Talking with Alberto Valença’s Paintings

From Oct. 20 th 2021 to Jan. 30 th 2022, the Museu de Arte da Bahia (Museum of Art of Bahia) and at the Museu Carlos Costa Pinto (Carlos Costa Pinto Museum), both in the city of Salvador, BA, Brazil, held a retrospective exhibition Conversando com a Pintura de Alberto Valença (Talking with Alberto Valença’s painting), inspired on the book with the same name. It gathered 95 art works, from the museums’ collection and from private collections. It is still possible to see Valença’s works at Carlos Costa Pinto Museum once it is the museum that keeps the greater number of Valença’s works, with 27 units.


Read more


You can watch author Vera Spinola’s interview on Jornal da Metrópole.

You can watch historian Rafael Dantas' testimonial about Alberto Valença's work.

The Poet of Color

It took place in 1991

Valença was born on June 7 th 1890. His centenary was celebrated with the exhibition Alberto Valença: the poet of color, at Cañizares Gallery, Salvador, Bahia, School of Fine Arts of Bahia, from June 7 th to July 7 th 1991. The art show was sponsored by the School of Fine Arts of the Federal University of Bahia (UFBA). Its catalog contains texts of Professor Márcia Magno, who was the director of the School of Fine Arts; of the professor and fine artist Juarez Paraíso; of the anthropologist Thales de Azevedo; of professors Maria Helena Ochi Flexor and Carlos Eduardo da Rocha; of the artists Mário Cravo Júnior and Carybé.

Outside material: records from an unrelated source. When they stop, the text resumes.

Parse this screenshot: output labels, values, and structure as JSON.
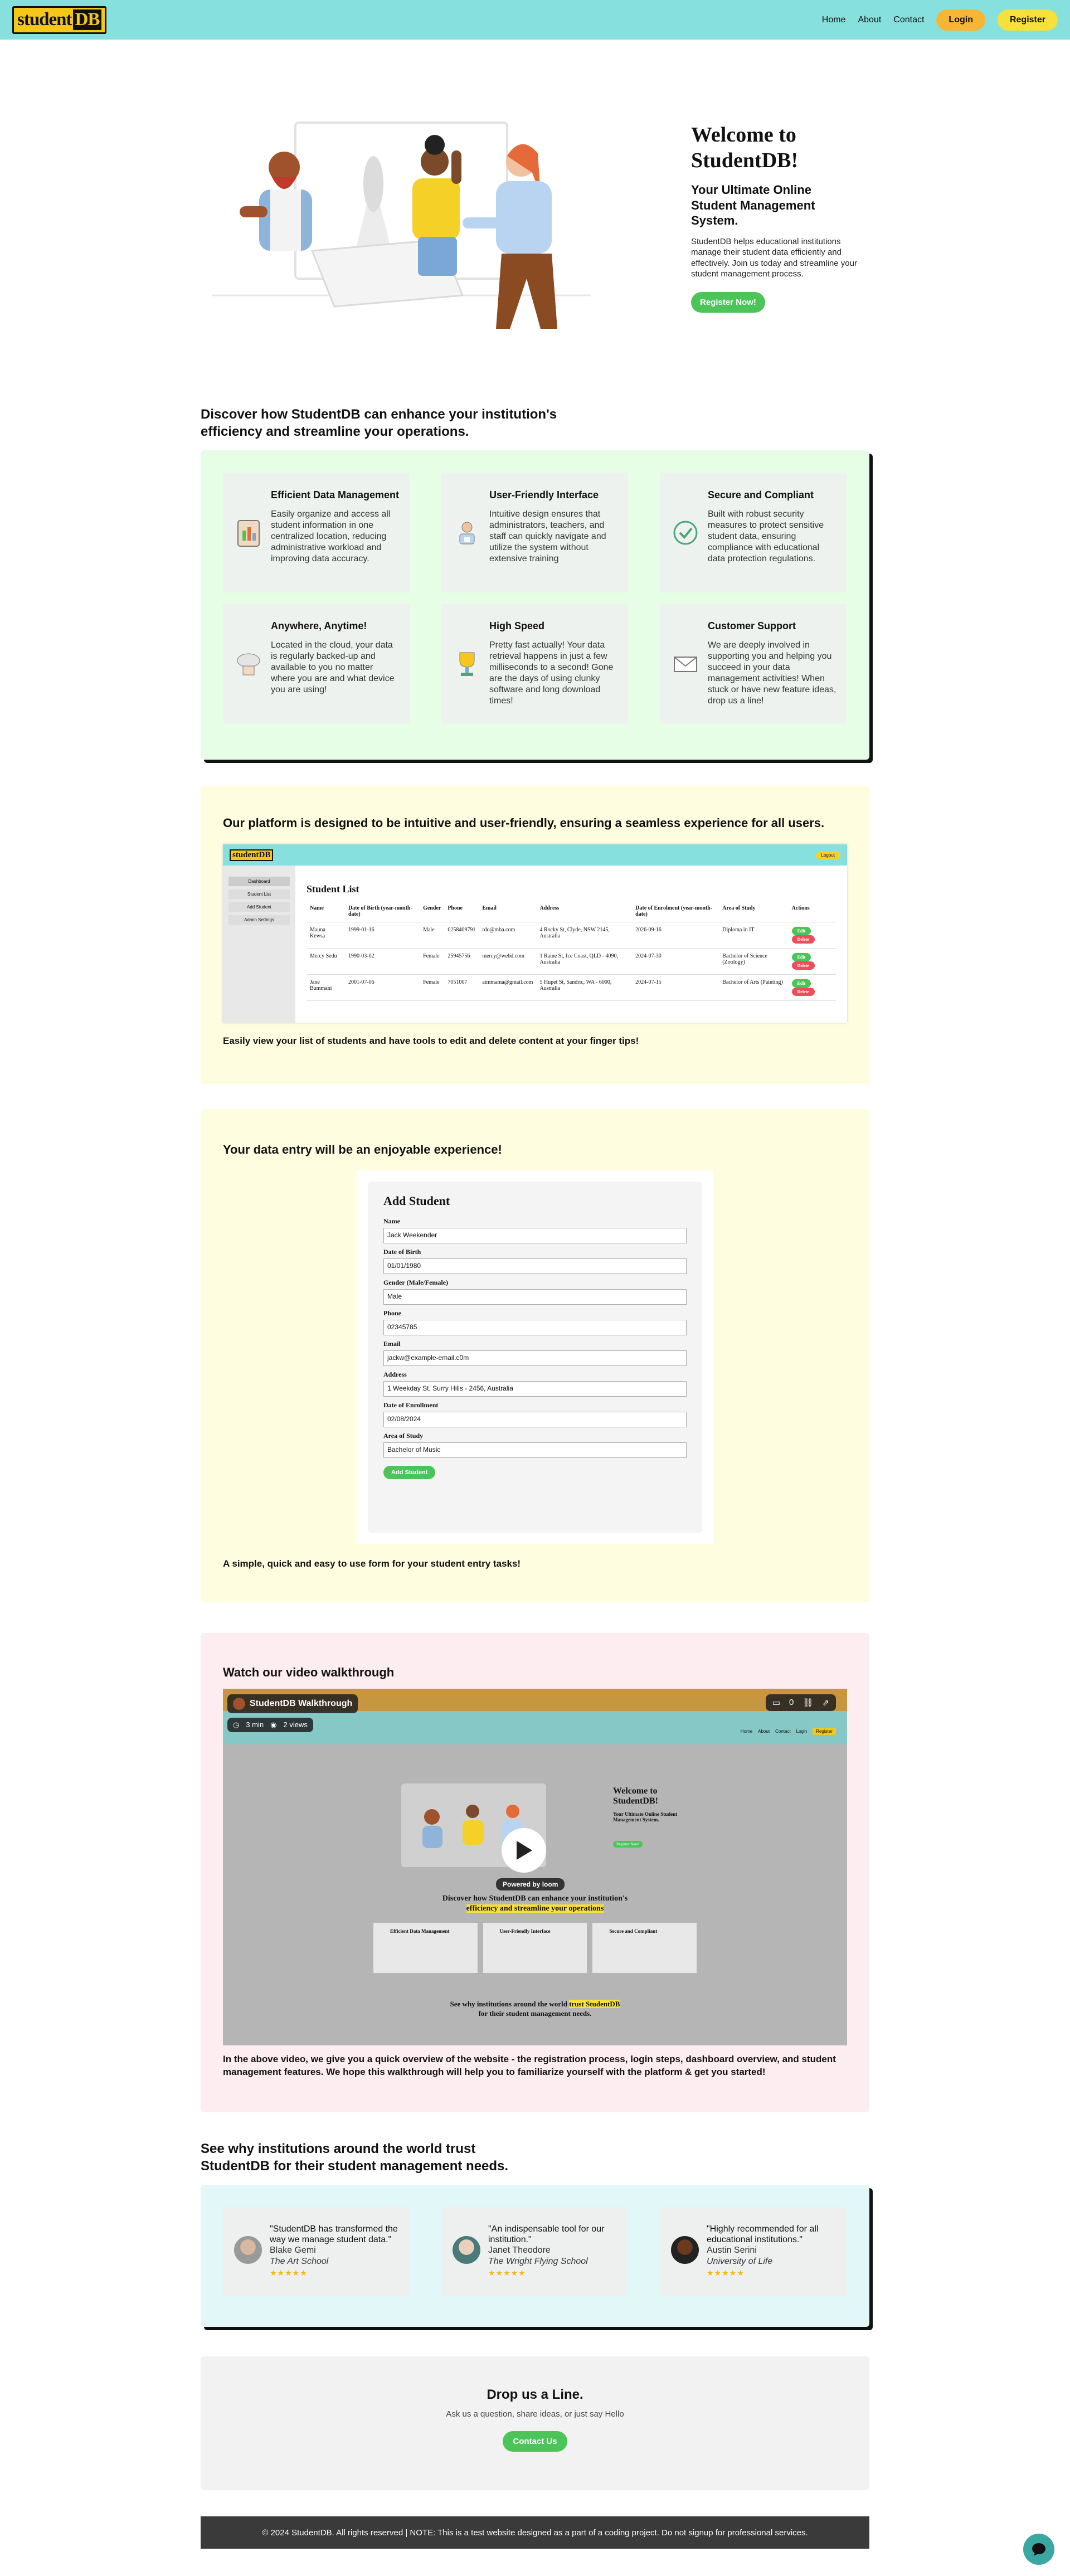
{
  "nav": {
    "logo_part1": "student",
    "logo_part2": "DB",
    "links": [
      "Home",
      "About",
      "Contact"
    ],
    "login": "Login",
    "register": "Register"
  },
  "hero": {
    "title": "Welcome to StudentDB!",
    "subtitle": "Your Ultimate Online Student Management System.",
    "body": "StudentDB helps educational institutions manage their student data efficiently and effectively. Join us today and streamline your student management process.",
    "cta": "Register Now!"
  },
  "features": {
    "heading": "Discover how StudentDB can enhance your institution's efficiency and streamline your operations.",
    "items": [
      {
        "title": "Efficient Data Management",
        "text": "Easily organize and access all student information in one centralized location, reducing administrative workload and improving data accuracy.",
        "icon": "clipboard-chart-icon"
      },
      {
        "title": "User-Friendly Interface",
        "text": "Intuitive design ensures that administrators, teachers, and staff can quickly navigate and utilize the system without extensive training",
        "icon": "user-device-icon"
      },
      {
        "title": "Secure and Compliant",
        "text": "Built with robust security measures to protect sensitive student data, ensuring compliance with educational data protection regulations.",
        "icon": "shield-check-icon"
      },
      {
        "title": "Anywhere, Anytime!",
        "text": "Located in the cloud, your data is regularly backed-up and available to you no matter where you are and what device you are using!",
        "icon": "cloud-icon"
      },
      {
        "title": "High Speed",
        "text": "Pretty fast actually! Your data retrieval happens in just a few milliseconds to a second! Gone are the days of using clunky software and long download times!",
        "icon": "trophy-icon"
      },
      {
        "title": "Customer Support",
        "text": "We are deeply involved in supporting you and helping you succeed in your data management activities! When stuck or have new feature ideas, drop us a line!",
        "icon": "envelope-icon"
      }
    ]
  },
  "platform": {
    "heading": "Our platform is designed to be intuitive and user-friendly, ensuring a seamless experience for all users.",
    "caption": "Easily view your list of students and have tools to edit and delete content at your finger tips!",
    "mock": {
      "logout": "Logout",
      "sidebar": [
        "Dashboard",
        "Student List",
        "Add Student",
        "Admin Settings"
      ],
      "title": "Student List",
      "headers": [
        "Name",
        "Date of Birth (year-month-date)",
        "Gender",
        "Phone",
        "Email",
        "Address",
        "Date of Enrolment (year-month-date)",
        "Area of Study",
        "Actions"
      ],
      "rows": [
        [
          "Mauna Kewsa",
          "1999-01-16",
          "Male",
          "0258409791",
          "rdc@mba.com",
          "4 Rocky St, Clyde, NSW 2145, Australia",
          "2026-09-16",
          "Diploma in IT"
        ],
        [
          "Mercy Sedu",
          "1990-03-02",
          "Female",
          "25945756",
          "mercy@webd.com",
          "1 Raine St, Ice Coast, QLD - 4090, Australia",
          "2024-07-30",
          "Bachelor of Science (Zoology)"
        ],
        [
          "Jane Bummani",
          "2001-07-06",
          "Female",
          "7051007",
          "aimmama@gmail.com",
          "5 Hupet St, Sandric, WA - 6000, Australia",
          "2024-07-15",
          "Bachelor of Arts (Painting)"
        ]
      ],
      "edit": "Edit",
      "delete": "Delete"
    }
  },
  "entry": {
    "heading": "Your data entry will be an enjoyable experience!",
    "caption": "A simple, quick and easy to use form for your student entry tasks!",
    "form": {
      "title": "Add Student",
      "fields": [
        {
          "label": "Name",
          "value": "Jack Weekender"
        },
        {
          "label": "Date of Birth",
          "value": "01/01/1980"
        },
        {
          "label": "Gender (Male/Female)",
          "value": "Male"
        },
        {
          "label": "Phone",
          "value": "02345785"
        },
        {
          "label": "Email",
          "value": "jackw@example-email.c0m"
        },
        {
          "label": "Address",
          "value": "1 Weekday St, Surry Hills - 2456, Australia"
        },
        {
          "label": "Date of Enrollment",
          "value": "02/08/2024"
        },
        {
          "label": "Area of Study",
          "value": "Bachelor of Music"
        }
      ],
      "submit": "Add Student"
    }
  },
  "video": {
    "heading": "Watch our video walkthrough",
    "player_title": "StudentDB Walkthrough",
    "duration": "3 min",
    "views": "2 views",
    "comments": "0",
    "powered": "Powered by",
    "brand": "loom",
    "inner": {
      "links": [
        "Home",
        "About",
        "Contact",
        "Login"
      ],
      "register": "Register",
      "title": "Welcome to StudentDB!",
      "subtitle": "Your Ultimate Online Student Management System.",
      "cta": "Register Now!",
      "discover_1": "Discover how StudentDB can enhance your institution's",
      "discover_2": "efficiency and streamline your operations",
      "cards": [
        "Efficient Data Management",
        "User-Friendly Interface",
        "Secure and Compliant"
      ],
      "see_1": "See why institutions around the world",
      "see_hl": "trust StudentDB",
      "see_2": "for their student management needs."
    },
    "caption": "In the above video, we give you a quick overview of the website - the registration process, login steps, dashboard overview, and student management features. We hope this walkthrough will help you to familiarize yourself with the platform & get you started!"
  },
  "testimonials": {
    "heading": "See why institutions around the world trust StudentDB for their student management needs.",
    "items": [
      {
        "quote": "\"StudentDB has transformed the way we manage student data.\"",
        "name": "Blake Gemi",
        "org": "The Art School",
        "stars": "★★★★★"
      },
      {
        "quote": "\"An indispensable tool for our institution.\"",
        "name": "Janet Theodore",
        "org": "The Wright Flying School",
        "stars": "★★★★★"
      },
      {
        "quote": "\"Highly recommended for all educational institutions.\"",
        "name": "Austin Serini",
        "org": "University of Life",
        "stars": "★★★★★"
      }
    ]
  },
  "contact": {
    "title": "Drop us a Line.",
    "text": "Ask us a question, share ideas, or just say Hello",
    "button": "Contact Us"
  },
  "footer": "© 2024 StudentDB. All rights reserved | NOTE: This is a test website designed as a part of a coding project. Do not signup for professional services.",
  "colors": {
    "nav": "#86e1de",
    "accent": "#f5c71a",
    "green": "#4cc45a",
    "mint": "#e6fde6",
    "cream": "#fffde0",
    "pink": "#fdecf0",
    "aqua": "#e2f8f8"
  }
}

Retrospective Exhibition celebrating Alberto Valença’s 80th birthday

It took place in 1970

In 1970 it was organized a retrospective art show of Alberto Valença’s work in the Museu de Arte Sacra da Bahia (Bahia Museum of Sacred Art) in Santa Teresa Convent, celebrating his 80th birthday, sponsored by the Culture State Council of Bahia and by the Federal University of Bahia.

The exhibition counted with 61 units from museum and private collections. Its catalog is a literary piece written by the poet Godofredo Filho (Feira de Santana, BA/Brazil, 1912 – Salvador, 1992), who was one of the members of the literary and fine arts’ club Ala das Letras e das Artes. Godofredo comments that Valença should be “the last survivor, really remarkable, of a certain kind of Bahian art in disagreement with the current concerns”.

He was probably the sole representative of the Bahia School of Painting still alive at that time.